Today I seldom summarize books. Instead, I respond to them. This process is lazier than progressive summarization — and much more useful.
I begin by taking my time. Instead of trying to summarize books immediately, I live with them for a while. I read some chapters several times and let them marinate in my mind until I get perspective on what I actually want to remember.
When I eventually I write about a book, I don’t try to summarize it. Instead, I document my interaction with it:
What was new to me?
What surprised me?
How will I see the world differently after reading this book?
What will I do differently as a result?
If I could take only one thing away from this book right now — one big idea, simple behavior change, or inspiration for my own work — what would it be?
I also agree with Ariel Curry and Liz Morrow: “All books are about transformation.” Fiction describes a character’s efforts to resolve a complication — a struggle that permanently changes the character. Memoirs offer first-person stories of personal change. Prescriptive nonfiction (self-help, spirituality, and business-related) holds out the promise of change and explains how to achieve it.
This suggests a wonderful way to write about any book: Look for the transformation.
In short, I’ve let go of my quest for the perfect summary. It doesn’t exist, and I don’t need it anyway. Though I want my writing to accurately reflect what the author said, I don’t demand that it capture every point in the text.
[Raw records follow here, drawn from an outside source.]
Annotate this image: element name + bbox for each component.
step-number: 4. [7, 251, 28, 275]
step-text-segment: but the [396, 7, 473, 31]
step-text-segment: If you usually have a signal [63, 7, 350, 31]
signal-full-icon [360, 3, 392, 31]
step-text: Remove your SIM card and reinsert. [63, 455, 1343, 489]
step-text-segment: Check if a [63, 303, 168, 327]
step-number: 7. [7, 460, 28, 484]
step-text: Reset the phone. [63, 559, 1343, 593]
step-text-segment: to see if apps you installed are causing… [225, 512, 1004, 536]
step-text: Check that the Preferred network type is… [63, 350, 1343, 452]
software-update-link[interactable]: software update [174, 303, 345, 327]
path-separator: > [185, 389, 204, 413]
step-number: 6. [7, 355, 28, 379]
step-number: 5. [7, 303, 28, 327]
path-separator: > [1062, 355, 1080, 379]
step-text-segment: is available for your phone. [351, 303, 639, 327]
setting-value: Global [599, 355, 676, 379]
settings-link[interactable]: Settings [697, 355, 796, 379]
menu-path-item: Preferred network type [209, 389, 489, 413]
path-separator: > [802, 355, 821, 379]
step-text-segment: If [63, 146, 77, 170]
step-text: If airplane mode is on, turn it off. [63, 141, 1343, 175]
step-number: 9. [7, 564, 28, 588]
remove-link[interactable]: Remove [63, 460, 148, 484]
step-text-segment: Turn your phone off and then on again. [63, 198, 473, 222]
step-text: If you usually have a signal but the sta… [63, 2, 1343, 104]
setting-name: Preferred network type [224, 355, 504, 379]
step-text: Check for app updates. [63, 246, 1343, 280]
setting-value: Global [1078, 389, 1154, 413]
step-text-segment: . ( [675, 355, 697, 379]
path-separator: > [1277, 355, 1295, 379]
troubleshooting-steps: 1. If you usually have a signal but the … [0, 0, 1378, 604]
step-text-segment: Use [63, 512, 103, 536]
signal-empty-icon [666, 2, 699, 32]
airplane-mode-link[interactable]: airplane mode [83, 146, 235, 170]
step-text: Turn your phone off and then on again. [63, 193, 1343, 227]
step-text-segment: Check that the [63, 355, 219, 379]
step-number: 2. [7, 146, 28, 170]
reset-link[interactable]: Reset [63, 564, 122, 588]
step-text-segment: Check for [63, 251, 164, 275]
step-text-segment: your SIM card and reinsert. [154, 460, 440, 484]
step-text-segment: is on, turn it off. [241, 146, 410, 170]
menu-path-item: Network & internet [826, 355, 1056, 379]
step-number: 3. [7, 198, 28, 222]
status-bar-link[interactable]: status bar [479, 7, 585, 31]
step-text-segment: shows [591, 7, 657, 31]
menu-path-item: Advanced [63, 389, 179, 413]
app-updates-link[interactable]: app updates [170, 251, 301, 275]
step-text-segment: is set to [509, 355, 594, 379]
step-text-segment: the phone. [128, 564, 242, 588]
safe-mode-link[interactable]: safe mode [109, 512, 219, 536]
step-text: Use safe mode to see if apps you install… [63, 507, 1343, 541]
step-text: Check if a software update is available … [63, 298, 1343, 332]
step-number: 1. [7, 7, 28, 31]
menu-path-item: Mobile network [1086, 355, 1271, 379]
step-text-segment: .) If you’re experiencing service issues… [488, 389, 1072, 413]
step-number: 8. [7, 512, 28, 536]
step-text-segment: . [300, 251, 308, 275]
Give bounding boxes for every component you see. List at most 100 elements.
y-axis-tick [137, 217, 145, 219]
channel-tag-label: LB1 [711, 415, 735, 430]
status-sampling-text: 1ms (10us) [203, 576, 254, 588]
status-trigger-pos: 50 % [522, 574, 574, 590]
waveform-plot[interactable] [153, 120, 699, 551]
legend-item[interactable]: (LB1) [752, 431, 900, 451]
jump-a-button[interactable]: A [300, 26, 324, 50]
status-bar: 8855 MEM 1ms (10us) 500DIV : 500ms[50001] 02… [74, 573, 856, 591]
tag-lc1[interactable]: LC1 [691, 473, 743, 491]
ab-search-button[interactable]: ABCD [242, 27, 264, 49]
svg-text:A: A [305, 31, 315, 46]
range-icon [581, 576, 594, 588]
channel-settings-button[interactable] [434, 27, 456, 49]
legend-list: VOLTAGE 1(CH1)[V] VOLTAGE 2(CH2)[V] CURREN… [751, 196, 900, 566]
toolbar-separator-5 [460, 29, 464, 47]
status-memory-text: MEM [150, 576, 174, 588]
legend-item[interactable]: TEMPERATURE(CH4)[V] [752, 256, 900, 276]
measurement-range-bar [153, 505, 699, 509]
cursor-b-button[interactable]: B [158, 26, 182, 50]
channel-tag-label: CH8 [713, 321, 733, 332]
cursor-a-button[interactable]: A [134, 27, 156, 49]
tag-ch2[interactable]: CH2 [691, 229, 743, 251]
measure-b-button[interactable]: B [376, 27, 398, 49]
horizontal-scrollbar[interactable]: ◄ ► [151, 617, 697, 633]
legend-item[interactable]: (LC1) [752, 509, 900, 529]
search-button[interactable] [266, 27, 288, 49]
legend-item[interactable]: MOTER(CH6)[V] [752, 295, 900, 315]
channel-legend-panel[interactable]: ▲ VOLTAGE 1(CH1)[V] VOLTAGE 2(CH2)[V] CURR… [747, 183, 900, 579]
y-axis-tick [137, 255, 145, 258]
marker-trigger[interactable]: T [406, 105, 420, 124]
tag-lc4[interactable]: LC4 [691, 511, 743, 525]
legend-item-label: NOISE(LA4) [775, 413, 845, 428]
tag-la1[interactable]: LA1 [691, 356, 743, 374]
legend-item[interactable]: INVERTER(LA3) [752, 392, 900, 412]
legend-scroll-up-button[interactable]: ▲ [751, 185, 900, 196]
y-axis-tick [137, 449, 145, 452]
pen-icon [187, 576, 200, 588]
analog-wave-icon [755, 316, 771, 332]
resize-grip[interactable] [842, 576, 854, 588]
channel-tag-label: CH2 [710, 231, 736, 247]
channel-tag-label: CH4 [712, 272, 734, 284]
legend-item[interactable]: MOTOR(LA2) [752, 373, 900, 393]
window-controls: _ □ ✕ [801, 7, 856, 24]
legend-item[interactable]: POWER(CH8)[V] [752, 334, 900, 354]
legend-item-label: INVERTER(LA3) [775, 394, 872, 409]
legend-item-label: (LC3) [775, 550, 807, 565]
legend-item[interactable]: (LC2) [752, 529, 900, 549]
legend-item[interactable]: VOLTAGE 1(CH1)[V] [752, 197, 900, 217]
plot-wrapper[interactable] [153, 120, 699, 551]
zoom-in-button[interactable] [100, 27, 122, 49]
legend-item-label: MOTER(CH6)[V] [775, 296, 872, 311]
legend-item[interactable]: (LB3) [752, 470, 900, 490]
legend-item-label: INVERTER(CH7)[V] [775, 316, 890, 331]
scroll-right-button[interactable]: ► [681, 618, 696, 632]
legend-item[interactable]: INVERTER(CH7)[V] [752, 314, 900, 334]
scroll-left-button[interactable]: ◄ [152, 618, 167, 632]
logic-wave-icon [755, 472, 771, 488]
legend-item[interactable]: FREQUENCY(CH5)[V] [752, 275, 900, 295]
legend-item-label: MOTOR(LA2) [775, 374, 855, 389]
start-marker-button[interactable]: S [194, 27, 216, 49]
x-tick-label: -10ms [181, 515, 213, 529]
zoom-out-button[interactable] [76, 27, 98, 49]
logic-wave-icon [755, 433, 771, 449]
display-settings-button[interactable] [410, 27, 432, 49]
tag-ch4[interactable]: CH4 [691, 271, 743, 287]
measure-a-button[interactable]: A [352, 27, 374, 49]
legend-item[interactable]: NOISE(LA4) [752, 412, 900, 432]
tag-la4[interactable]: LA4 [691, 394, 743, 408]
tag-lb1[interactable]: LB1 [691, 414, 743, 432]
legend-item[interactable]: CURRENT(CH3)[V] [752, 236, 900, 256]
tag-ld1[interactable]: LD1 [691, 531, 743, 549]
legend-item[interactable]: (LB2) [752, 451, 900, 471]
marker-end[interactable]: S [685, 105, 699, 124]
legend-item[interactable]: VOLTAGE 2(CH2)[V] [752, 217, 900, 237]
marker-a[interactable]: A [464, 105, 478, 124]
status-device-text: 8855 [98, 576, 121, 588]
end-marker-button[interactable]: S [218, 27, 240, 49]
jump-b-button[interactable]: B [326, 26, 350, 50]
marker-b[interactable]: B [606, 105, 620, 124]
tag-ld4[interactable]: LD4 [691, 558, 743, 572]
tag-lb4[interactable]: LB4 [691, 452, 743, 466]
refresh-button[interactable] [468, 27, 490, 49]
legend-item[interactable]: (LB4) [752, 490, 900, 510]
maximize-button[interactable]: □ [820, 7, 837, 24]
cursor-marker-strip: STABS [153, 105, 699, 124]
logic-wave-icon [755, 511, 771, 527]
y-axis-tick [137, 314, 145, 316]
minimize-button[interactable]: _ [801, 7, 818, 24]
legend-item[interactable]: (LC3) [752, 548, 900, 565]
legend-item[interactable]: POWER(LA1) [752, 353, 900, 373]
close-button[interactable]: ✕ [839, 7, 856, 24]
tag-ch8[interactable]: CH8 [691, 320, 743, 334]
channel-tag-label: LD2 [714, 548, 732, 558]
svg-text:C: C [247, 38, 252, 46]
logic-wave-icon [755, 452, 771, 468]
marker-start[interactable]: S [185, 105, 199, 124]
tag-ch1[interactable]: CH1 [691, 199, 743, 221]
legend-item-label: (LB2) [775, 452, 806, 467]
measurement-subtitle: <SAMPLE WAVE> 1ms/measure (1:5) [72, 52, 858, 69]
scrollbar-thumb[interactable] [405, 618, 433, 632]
Responding to books in this way is much more fun than subjecting them to merciless distillation.
And I no longer worry about missing something important or forgetting ideas. Forgetting is actually a useful filter. The best ideas — the ones that resonate to my core — will come around again. All those precious notes I collected are just records of when I first encountered certain ideas. That’s interesting information but mostly optional.
I can always return to a book and write about it again. I’ll be a different person then, and something else about the text will resonate with me.
The best books always have something new to say. I’ll have an ongoing conversation with my favorite authors, and we’ll become better friends over time.